Ex Parte Leu et al - Page 5




              Appeal No. 2005-2181                                                                 Page 5                
              Application No. 10/044,268                                                                                 


                     We note that when it is necessary to select elements of various teachings in                        
              order to form the claimed invention, we ascertain whether there is any suggestion or                       
              motivation in the prior art to make the selection made by the appellants.  Obviousness                     
              cannot be established by combining the teachings of the prior art to produce the                           
              claimed invention, absent some teaching, suggestion or incentive supporting the                            
              combination.  The extent to which such suggestion must be explicit in, or may be fairly                    
              inferred from, the references is decided on the facts of each case, in light of the prior art              
              and its relationship to the appellants' invention.  As in all determinations under 35                      
              U.S.C. § 103, the decision maker must bring judgment to bear.  It is impermissible,                        
              however, simply to engage in a hindsight reconstruction of the claimed invention, using                    
              the appellants' structure as a template and selecting elements from references to fill the                 
              gaps.  The references themselves must provide some teaching whereby the appellants'                        
              combination would have been obvious.  In re Gorman, 933 F.2d 982, 986, 18 USPQ2d                           
              1885, 1888 (Fed.

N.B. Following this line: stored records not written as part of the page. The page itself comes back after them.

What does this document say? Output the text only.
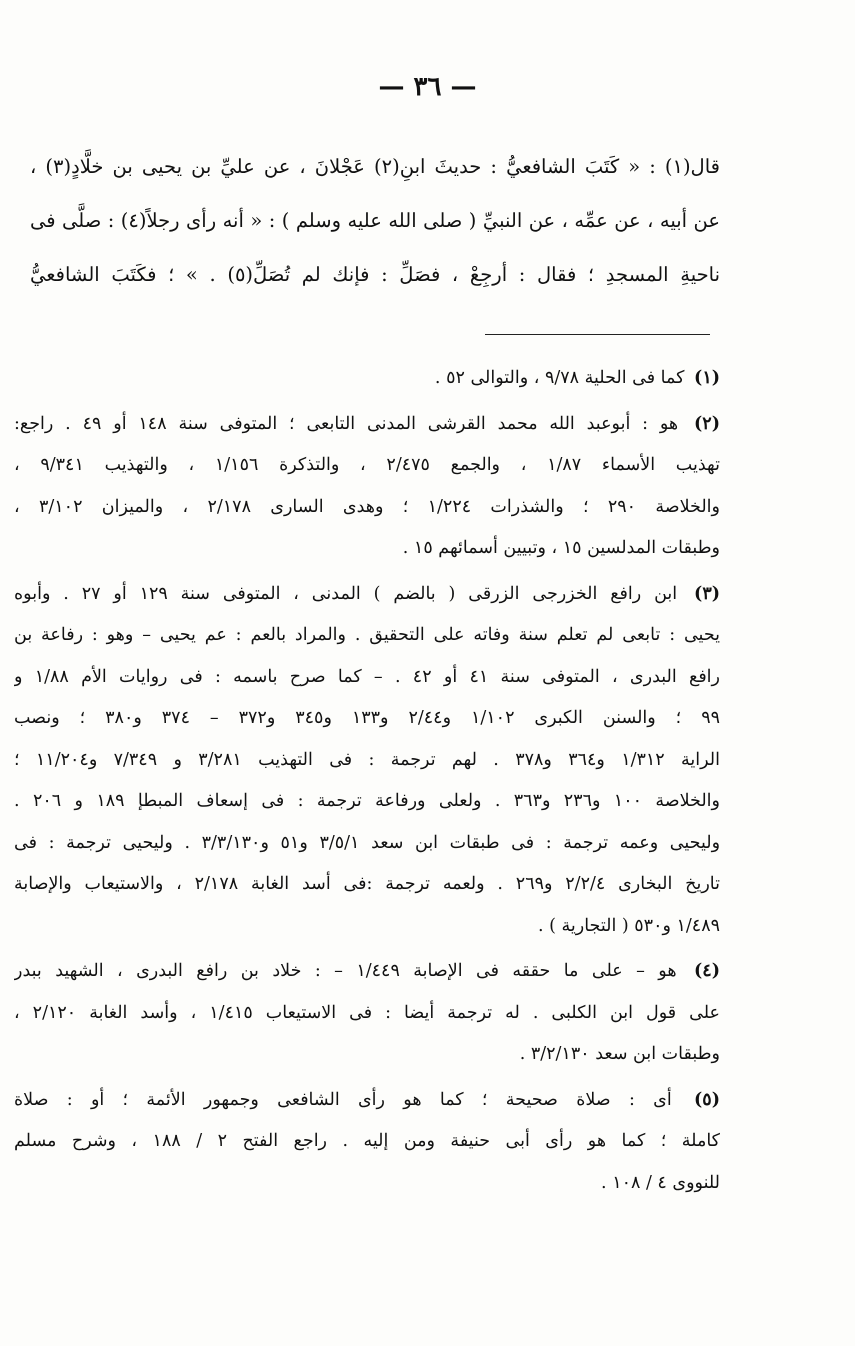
— ٣٦ —
قال(١) : « كَتَبَ الشافعيُّ : حديثَ ابنِ(٢) عَجْلانَ ، عن عليِّ بن يحيى بن خلَّادٍ(٣) ،
عن أبيه ، عن عمِّه ، عن النبيِّ ( صلى الله عليه وسلم ) : « أنه رأى رجلاً(٤) : صلَّى فى
ناحيةِ المسجدِ ؛ فقال : أرجِعْ ، فصَلِّ : فإنك لم تُصَلِّ(٥) . » ؛ فكَتَبَ الشافعيُّ
(١) كما فى الحلية ٩/٧٨ ، والتوالى ٥٢ .
(٢) هو : أبوعبد الله محمد القرشى المدنى التابعى ؛ المتوفى سنة ١٤٨ أو ٤٩ . راجع:
تهذيب الأسماء ١/٨٧ ، والجمع ٢/٤٧٥ ، والتذكرة ١/١٥٦ ، والتهذيب ٩/٣٤١ ،
والخلاصة ٢٩٠ ؛ والشذرات ١/٢٢٤ ؛ وهدى السارى ٢/١٧٨ ، والميزان ٣/١٠٢ ،
وطبقات المدلسين ١٥ ، وتبيين أسمائهم ١٥ .
(٣) ابن رافع الخزرجى الزرقى ( بالضم ) المدنى ، المتوفى سنة ١٢٩ أو ٢٧ . وأبوه
يحيى : تابعى لم تعلم سنة وفاته على التحقيق . والمراد بالعم : عم يحيى – وهو : رفاعة بن
رافع البدرى ، المتوفى سنة ٤١ أو ٤٢ . – كما صرح باسمه : فى روايات الأم ١/٨٨ و
٩٩ ؛ والسنن الكبرى ١/١٠٢ و٢/٤٤ و١٣٣ و٣٤٥ و٣٧٢ – ٣٧٤ و٣٨٠ ؛ ونصب
الراية ١/٣١٢ و٣٦٤ و٣٧٨ . لهم ترجمة : فى التهذيب ٣/٢٨١ و ٧/٣٤٩ و١١/٢٠٤ ؛
والخلاصة ١٠٠ و٢٣٦ و٣٦٣ . ولعلى ورفاعة ترجمة : فى إسعاف المبطإ ١٨٩ و ٢٠٦ .
وليحيى وعمه ترجمة : فى طبقات ابن سعد ٣/٥/١ و٥١ و٣/٣/١٣٠ . وليحيى ترجمة : فى
تاريخ البخارى ٢/٢/٤ و٢٦٩ . ولعمه ترجمة :فى أسد الغابة ٢/١٧٨ ، والاستيعاب والإصابة
١/٤٨٩ و٥٣٠ ( التجارية ) .
(٤) هو – على ما حققه فى الإصابة ١/٤٤٩ – : خلاد بن رافع البدرى ، الشهيد ببدر
على قول ابن الكلبى . له ترجمة أيضا : فى الاستيعاب ١/٤١٥ ، وأسد الغابة ٢/١٢٠ ،
وطبقات ابن سعد ٣/٢/١٣٠ .
(٥) أى : صلاة صحيحة ؛ كما هو رأى الشافعى وجمهور الأئمة ؛ أو : صلاة
كاملة ؛ كما هو رأى أبى حنيفة ومن إليه . راجع الفتح ٢ / ١٨٨ ، وشرح مسلم
للنووى ٤ / ١٠٨ .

Cir. 1991) (citations omitted).  That is, something in the prior art as a                 
              whole must suggest the desirability, and thus the obviousness, of making the                               
              combination.  See In re Beattie, 974 F.2d 1309, 1311-12, 24 USPQ2d 1040, 1042 (Fed.                        
              Cir. 1992); Lindemann Maschinenfabrik GmbH v. American Hoist and Derrick Co., 730                          
              F.2d 1452, 1462, 221 USPQ 481, 488 (Fed. Cir. 1984).